In theory, I think we desperately need some type of check-off.

Yet, we need an equitable check-off where the spending of the money is completely transparent and benefits all players in the industry – not just Big Organic – and small farmers are not unduly burdened by it.

Lastly, I believe that Mark Kastel, Co-Founder of The Cornucopia Institute, who represents thousands of small organic organic farmers, needs to be 100% on board with a check-off, in terms of how funds are collected and used.

If Mark Kastel is not on board with a check-off, I am very uncomfortable with it.

8) Amy’s Kitchen and two other organic food companies that use spinach in their food have recalled hundreds of thousands of items over listeria concerns.

9) The FDA just approved GM-apples and GM-potatoes that don’t turn brown or bruise, and the agency said “these foods are as safe and nutritious as their conventional counterparts.”

Yes, the FDA said “just as safe”, even though no long-term human safety studies were ever done on these GM-apples or GM-potatoes.

10) I’ll finish with a piece of good news today.

Lawmakers in Maine are trying to speed up the GMO-labeling bill there.

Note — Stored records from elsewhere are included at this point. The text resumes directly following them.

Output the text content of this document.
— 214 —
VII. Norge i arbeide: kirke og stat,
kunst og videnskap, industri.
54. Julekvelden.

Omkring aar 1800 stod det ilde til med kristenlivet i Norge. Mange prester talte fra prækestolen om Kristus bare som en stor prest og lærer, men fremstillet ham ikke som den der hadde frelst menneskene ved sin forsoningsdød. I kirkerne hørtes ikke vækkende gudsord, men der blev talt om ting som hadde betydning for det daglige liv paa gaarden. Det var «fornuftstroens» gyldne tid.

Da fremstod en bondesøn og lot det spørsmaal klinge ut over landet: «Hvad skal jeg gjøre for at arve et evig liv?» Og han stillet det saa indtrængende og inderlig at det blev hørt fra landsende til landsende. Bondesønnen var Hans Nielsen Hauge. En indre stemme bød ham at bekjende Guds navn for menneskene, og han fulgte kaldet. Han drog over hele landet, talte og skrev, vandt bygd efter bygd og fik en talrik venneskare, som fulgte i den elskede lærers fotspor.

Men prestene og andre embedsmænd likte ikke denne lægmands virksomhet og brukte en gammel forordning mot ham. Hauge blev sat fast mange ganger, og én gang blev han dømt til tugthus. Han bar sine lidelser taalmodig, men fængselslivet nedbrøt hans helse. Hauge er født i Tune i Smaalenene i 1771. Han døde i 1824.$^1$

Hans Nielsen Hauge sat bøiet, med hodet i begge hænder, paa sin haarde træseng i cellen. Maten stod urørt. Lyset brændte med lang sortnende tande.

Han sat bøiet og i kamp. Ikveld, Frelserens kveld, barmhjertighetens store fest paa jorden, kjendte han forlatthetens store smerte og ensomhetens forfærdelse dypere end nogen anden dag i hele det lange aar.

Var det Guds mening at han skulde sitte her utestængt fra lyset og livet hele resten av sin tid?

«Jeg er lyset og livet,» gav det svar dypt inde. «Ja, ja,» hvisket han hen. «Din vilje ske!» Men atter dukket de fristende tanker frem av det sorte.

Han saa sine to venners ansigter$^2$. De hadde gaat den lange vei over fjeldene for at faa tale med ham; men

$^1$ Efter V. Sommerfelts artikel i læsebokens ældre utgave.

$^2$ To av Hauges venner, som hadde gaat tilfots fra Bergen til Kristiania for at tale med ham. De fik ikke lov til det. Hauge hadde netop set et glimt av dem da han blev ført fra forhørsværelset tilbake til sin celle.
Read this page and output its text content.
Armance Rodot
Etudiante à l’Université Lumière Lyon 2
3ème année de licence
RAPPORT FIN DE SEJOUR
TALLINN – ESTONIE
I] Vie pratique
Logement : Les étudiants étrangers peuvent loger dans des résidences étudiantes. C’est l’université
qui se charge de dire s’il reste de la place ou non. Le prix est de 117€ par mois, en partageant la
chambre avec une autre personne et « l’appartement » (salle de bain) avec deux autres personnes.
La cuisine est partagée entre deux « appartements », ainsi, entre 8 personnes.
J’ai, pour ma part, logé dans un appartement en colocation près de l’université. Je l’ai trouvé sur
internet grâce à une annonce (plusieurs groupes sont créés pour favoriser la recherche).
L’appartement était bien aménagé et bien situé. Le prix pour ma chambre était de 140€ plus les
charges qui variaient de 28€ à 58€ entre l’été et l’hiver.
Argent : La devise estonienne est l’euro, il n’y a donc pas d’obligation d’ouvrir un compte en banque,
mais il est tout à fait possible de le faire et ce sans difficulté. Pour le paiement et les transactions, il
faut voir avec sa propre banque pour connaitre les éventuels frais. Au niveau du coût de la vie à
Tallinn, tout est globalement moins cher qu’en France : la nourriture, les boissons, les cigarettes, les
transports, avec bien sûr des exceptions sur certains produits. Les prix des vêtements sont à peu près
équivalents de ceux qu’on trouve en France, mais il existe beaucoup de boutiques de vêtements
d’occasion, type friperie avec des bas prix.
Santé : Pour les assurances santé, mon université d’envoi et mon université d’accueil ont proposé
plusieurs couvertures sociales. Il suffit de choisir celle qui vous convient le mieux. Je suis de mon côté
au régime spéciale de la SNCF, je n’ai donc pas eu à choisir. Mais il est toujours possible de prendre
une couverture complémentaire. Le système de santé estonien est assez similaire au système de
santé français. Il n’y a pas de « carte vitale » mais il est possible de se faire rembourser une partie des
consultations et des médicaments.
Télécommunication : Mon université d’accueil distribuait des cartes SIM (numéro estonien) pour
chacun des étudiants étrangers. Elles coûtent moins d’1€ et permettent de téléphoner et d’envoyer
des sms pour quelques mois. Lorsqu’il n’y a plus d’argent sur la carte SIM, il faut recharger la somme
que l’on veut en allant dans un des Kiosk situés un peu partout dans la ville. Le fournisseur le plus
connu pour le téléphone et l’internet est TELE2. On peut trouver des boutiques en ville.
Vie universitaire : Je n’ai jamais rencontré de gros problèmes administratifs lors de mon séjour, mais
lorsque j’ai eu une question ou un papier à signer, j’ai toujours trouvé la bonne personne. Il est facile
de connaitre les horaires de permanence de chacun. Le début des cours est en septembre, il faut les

Right now, the current GMO-labeling bill that was passed a few years ago contains a trigger clause. This trigger clause requires bordering states to have approved their own GMO-labeling laws as well.

Lawmakers in Maine now want that trigger clause removed.

If this happens, Maine will become the 2nd state in the U.S., after Vermont, to have passed a GMO-labeling bill with zero restrictions.